How to Safely Change Your Web Address
There are several reasons you may need to change your website address along the life of your business. Some of these reasons could include a name change for your business, a re-branding strategy, or moving away from a hard to spell or difficult to type address and moving to a premium domain name. Either way, there are ways to change your website address without loosing any search engine rankings or traffic and it is important to make the right decisions when it comes to changing the URL as doing this wrong could hurt your business.
When changing your website address, it is important to first download your entire website and database if you have one and make a backup. Create a new hosting account for your new domain name and upload all the files to the new location which will create a situation where your site is in two places at the same time. If you are in control of your DNS (Domain Name System) settings, you will want to lower your TTLs (Time to Live) to 300 seconds, the minimum amount of time you can set your DNS records for. This will minimize propagation time between the old web name and the new one.
Make sure your new website has all its pages updated so that the new URL is used within all the source code. Go to your old website and create an “.htaccess” file if there isn’t one there already and implement a site-wide 301 redirect from all the old pages to the new domain. This is what the redirect will look like when implemented correctly.

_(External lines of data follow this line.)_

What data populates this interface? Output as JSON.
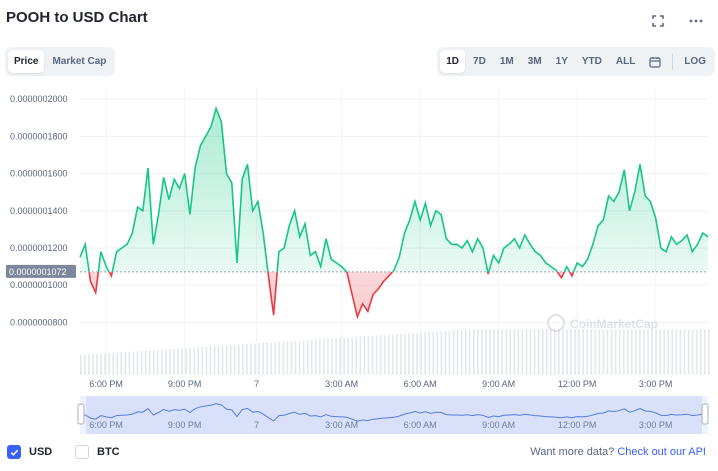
{
  "header": {
    "title": "POOH to USD Chart"
  },
  "toggle_left": [
    {
      "label": "Price",
      "active": true
    },
    {
      "label": "Market Cap",
      "active": false
    }
  ],
  "ranges": [
    {
      "label": "1D",
      "active": true
    },
    {
      "label": "7D",
      "active": false
    },
    {
      "label": "1M",
      "active": false
    },
    {
      "label": "3M",
      "active": false
    },
    {
      "label": "1Y",
      "active": false
    },
    {
      "label": "YTD",
      "active": false
    },
    {
      "label": "ALL",
      "active": false
    }
  ],
  "log_label": "LOG",
  "icons": {
    "fullscreen": "fullscreen-icon",
    "more": "more-icon",
    "calendar": "calendar-icon"
  },
  "colors": {
    "up": "#16c784",
    "down": "#ea3943",
    "accent": "#3861fb",
    "navigator": "#dbe3ff"
  },
  "chart_data": {
    "type": "line",
    "title": "POOH to USD Chart",
    "y_ticks": [
      "0.0000002000",
      "0.0000001800",
      "0.0000001600",
      "0.0000001400",
      "0.0000001200",
      "0.0000001000",
      "0.0000000800"
    ],
    "y_tick_values": [
      2e-07,
      1.8e-07,
      1.6e-07,
      1.4e-07,
      1.2e-07,
      1e-07,
      8e-08
    ],
    "ylim": [
      7.7e-08,
      2.06e-07
    ],
    "reference_value": 1.072e-07,
    "reference_label": "0.0000001072",
    "x_ticks": [
      "6:00 PM",
      "9:00 PM",
      "7",
      "3:00 AM",
      "6:00 AM",
      "9:00 AM",
      "12:00 PM",
      "3:00 PM"
    ],
    "x_tick_positions": [
      1,
      4,
      6.75,
      10,
      13,
      16,
      19,
      22
    ],
    "xlim": [
      0,
      24
    ],
    "series": [
      {
        "x": [
          0,
          0.2,
          0.4,
          0.6,
          0.8,
          1.0,
          1.2,
          1.4,
          1.6,
          1.8,
          2.0,
          2.2,
          2.4,
          2.6,
          2.8,
          3.0,
          3.2,
          3.4,
          3.6,
          3.8,
          4.0,
          4.2,
          4.4,
          4.6,
          4.8,
          5.0,
          5.2,
          5.4,
          5.6,
          5.8,
          6.0,
          6.2,
          6.4,
          6.6,
          6.8,
          7.0,
          7.2,
          7.4,
          7.6,
          7.8,
          8.0,
          8.2,
          8.4,
          8.6,
          8.8,
          9.0,
          9.2,
          9.4,
          9.6,
          9.8,
          10.0,
          10.2,
          10.4,
          10.6,
          10.8,
          11.0,
          11.2,
          11.4,
          11.6,
          11.8,
          12.0,
          12.2,
          12.4,
          12.6,
          12.8,
          13.0,
          13.2,
          13.4,
          13.6,
          13.8,
          14.0,
          14.2,
          14.4,
          14.6,
          14.8,
          15.0,
          15.2,
          15.4,
          15.6,
          15.8,
          16.0,
          16.2,
          16.4,
          16.6,
          16.8,
          17.0,
          17.2,
          17.4,
          17.6,
          17.8,
          18.0,
          18.2,
          18.4,
          18.6,
          18.8,
          19.0,
          19.2,
          19.4,
          19.6,
          19.8,
          20.0,
          20.2,
          20.4,
          20.6,
          20.8,
          21.0,
          21.2,
          21.4,
          21.6,
          21.8,
          22.0,
          22.2,
          22.4,
          22.6,
          22.8,
          23.0,
          23.2,
          23.4,
          23.6,
          23.8,
          24.0
        ],
        "values": [
          1.15e-07,
          1.22e-07,
          1.02e-07,
          9.6e-08,
          1.18e-07,
          1.1e-07,
          1.05e-07,
          1.18e-07,
          1.2e-07,
          1.22e-07,
          1.28e-07,
          1.42e-07,
          1.4e-07,
          1.63e-07,
          1.22e-07,
          1.38e-07,
          1.58e-07,
          1.46e-07,
          1.57e-07,
          1.52e-07,
          1.6e-07,
          1.38e-07,
          1.63e-07,
          1.75e-07,
          1.8e-07,
          1.85e-07,
          1.95e-07,
          1.88e-07,
          1.6e-07,
          1.55e-07,
          1.12e-07,
          1.57e-07,
          1.65e-07,
          1.4e-07,
          1.45e-07,
          1.28e-07,
          1.05e-07,
          8.4e-08,
          1.18e-07,
          1.2e-07,
          1.32e-07,
          1.4e-07,
          1.26e-07,
          1.33e-07,
          1.16e-07,
          1.18e-07,
          1.1e-07,
          1.25e-07,
          1.14e-07,
          1.12e-07,
          1.1e-07,
          1.07e-07,
          9.5e-08,
          8.3e-08,
          9e-08,
          8.6e-08,
          9.5e-08,
          9.8e-08,
          1.02e-07,
          1.05e-07,
          1.08e-07,
          1.15e-07,
          1.28e-07,
          1.35e-07,
          1.45e-07,
          1.35e-07,
          1.44e-07,
          1.32e-07,
          1.4e-07,
          1.38e-07,
          1.25e-07,
          1.22e-07,
          1.22e-07,
          1.2e-07,
          1.24e-07,
          1.18e-07,
          1.25e-07,
          1.2e-07,
          1.06e-07,
          1.16e-07,
          1.12e-07,
          1.2e-07,
          1.22e-07,
          1.25e-07,
          1.2e-07,
          1.27e-07,
          1.22e-07,
          1.18e-07,
          1.16e-07,
          1.12e-07,
          1.1e-07,
          1.08e-07,
          1.04e-07,
          1.1e-07,
          1.05e-07,
          1.12e-07,
          1.1e-07,
          1.14e-07,
          1.22e-07,
          1.32e-07,
          1.35e-07,
          1.48e-07,
          1.45e-07,
          1.5e-07,
          1.62e-07,
          1.4e-07,
          1.5e-07,
          1.65e-07,
          1.48e-07,
          1.45e-07,
          1.36e-07,
          1.2e-07,
          1.18e-07,
          1.26e-07,
          1.22e-07,
          1.24e-07,
          1.27e-07,
          1.18e-07,
          1.22e-07,
          1.28e-07,
          1.26e-07
        ]
      }
    ],
    "volume_note": "volume bars along the bottom",
    "watermark": "CoinMarketCap"
  },
  "footer": {
    "currencies": [
      {
        "label": "USD",
        "checked": true
      },
      {
        "label": "BTC",
        "checked": false
      }
    ],
    "more_text": "Want more data?",
    "more_link": "Check out our API"
  }
}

301 Redirect All Pages to New Domain: (Keeping Old URLs)
RewriteEngine on
RewriteRule ^(.*)$ http://www.newwebname.com/$1 [R=301,L]

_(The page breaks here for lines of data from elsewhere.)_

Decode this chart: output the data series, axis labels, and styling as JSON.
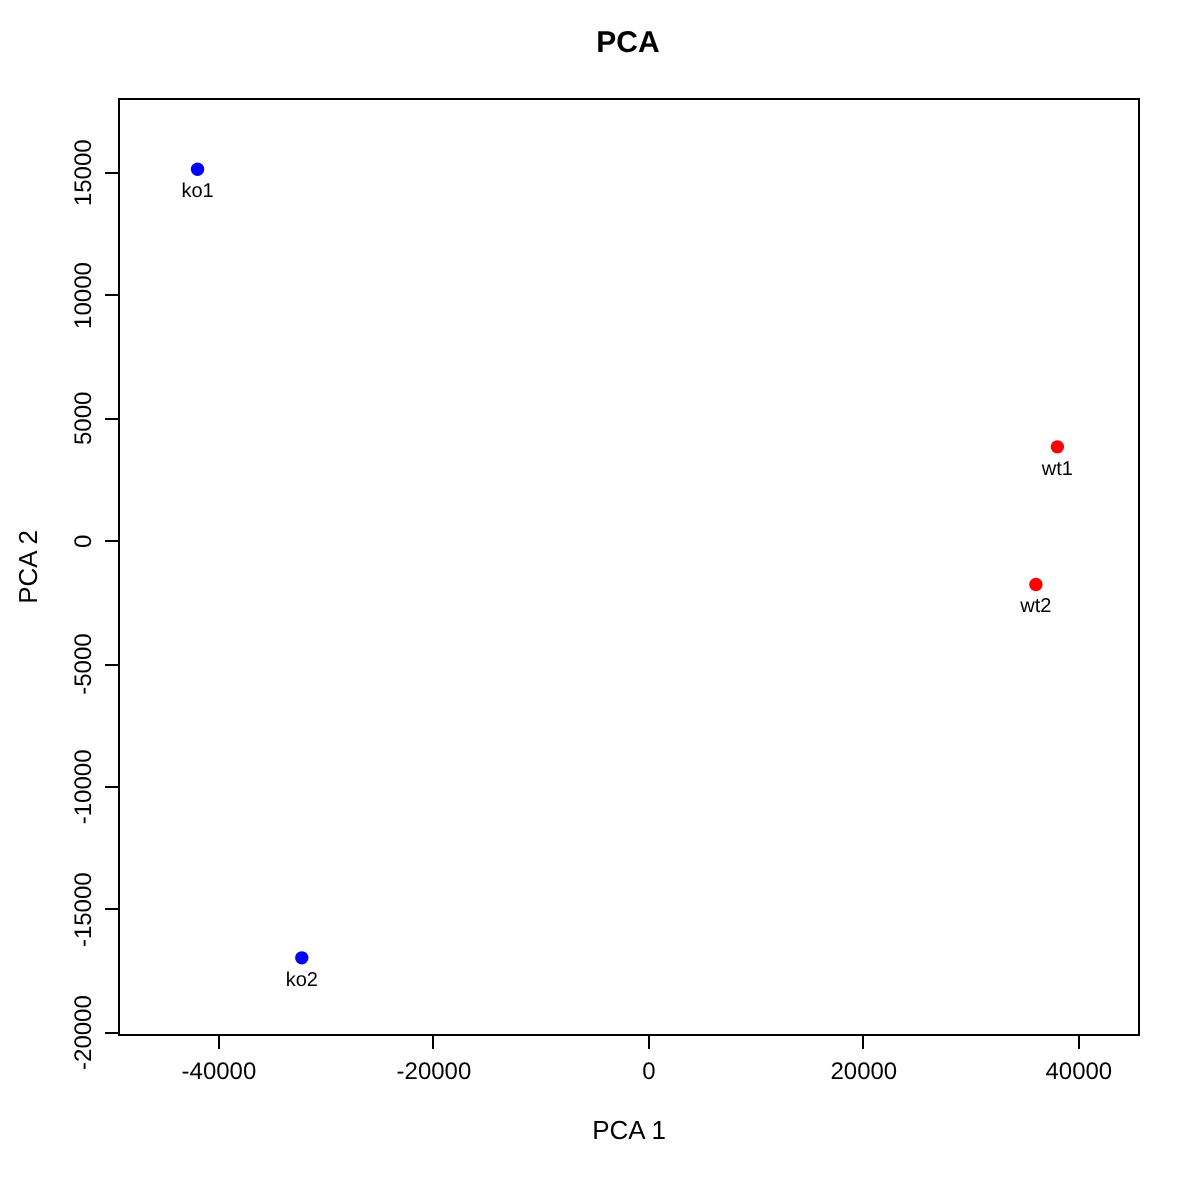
{
  "chart_data": {
    "type": "scatter",
    "title": "PCA",
    "xlabel": "PCA 1",
    "ylabel": "PCA 2",
    "xlim": [
      -49300,
      45600
    ],
    "xticks": [
      -40000,
      -20000,
      0,
      20000,
      40000
    ],
    "ylim": [
      -20100,
      18000
    ],
    "yticks": [
      -20000,
      -15000,
      -10000,
      -5000,
      0,
      5000,
      10000,
      15000
    ],
    "grid": false,
    "marker": "circle",
    "series": [
      {
        "color": "#0000ff",
        "x": [
          -41900,
          -32200
        ],
        "values": [
          15100,
          -17000
        ]
      },
      {
        "color": "#ff0000",
        "x": [
          38100,
          36100
        ],
        "values": [
          3800,
          -1800
        ]
      }
    ],
    "annotations": [
      {
        "text": "ko1",
        "x": -41900,
        "y": 15100
      },
      {
        "text": "ko2",
        "x": -32200,
        "y": -17000
      },
      {
        "text": "wt1",
        "x": 38100,
        "y": 3800
      },
      {
        "text": "wt2",
        "x": 36100,
        "y": -1800
      }
    ]
  }
}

This above “.htaccess” command tells the server to redirect all traffic to its corresponding URL at the new website, which in this example is called “newwebname.com”. A web page at “oldsite.com/subfolder/” would then be redirected to “newwebname.com/subfolder/” seamlessly. All of the old pages and file names will continue to work at the new website address. The 301 reference tells search engines that this change should be considered permanent and that they should redirect all link value to the new address and discontinue checking the old site as this is a permanent change.
If you wanted to redirect all traffic to a new website but you do not want to keep all the same pages and want to redirect all traffic to the new website homepage, you would use this redirect below.
301 Redirect All Pages to New Domain: (Homepage Only)
Options +FollowSymLinks
RewriteEngine on
RewriteRule (.*) https://www.newwebname.com [R=301,L]
This above “.htaccess” command tells the server to redirect all traffic to the exact URL at the new website and to disregard what page is sending the traffic and not try and match up the old page to the new page at the new website. In this example, “oldsite.com/subfolder/” would be redirected to “newwebname.com”. The 301 reference tells search engines that this change should be considered permanent and that they should redirect all link value to the new address and discontinue checking the old site as this is a permanent change.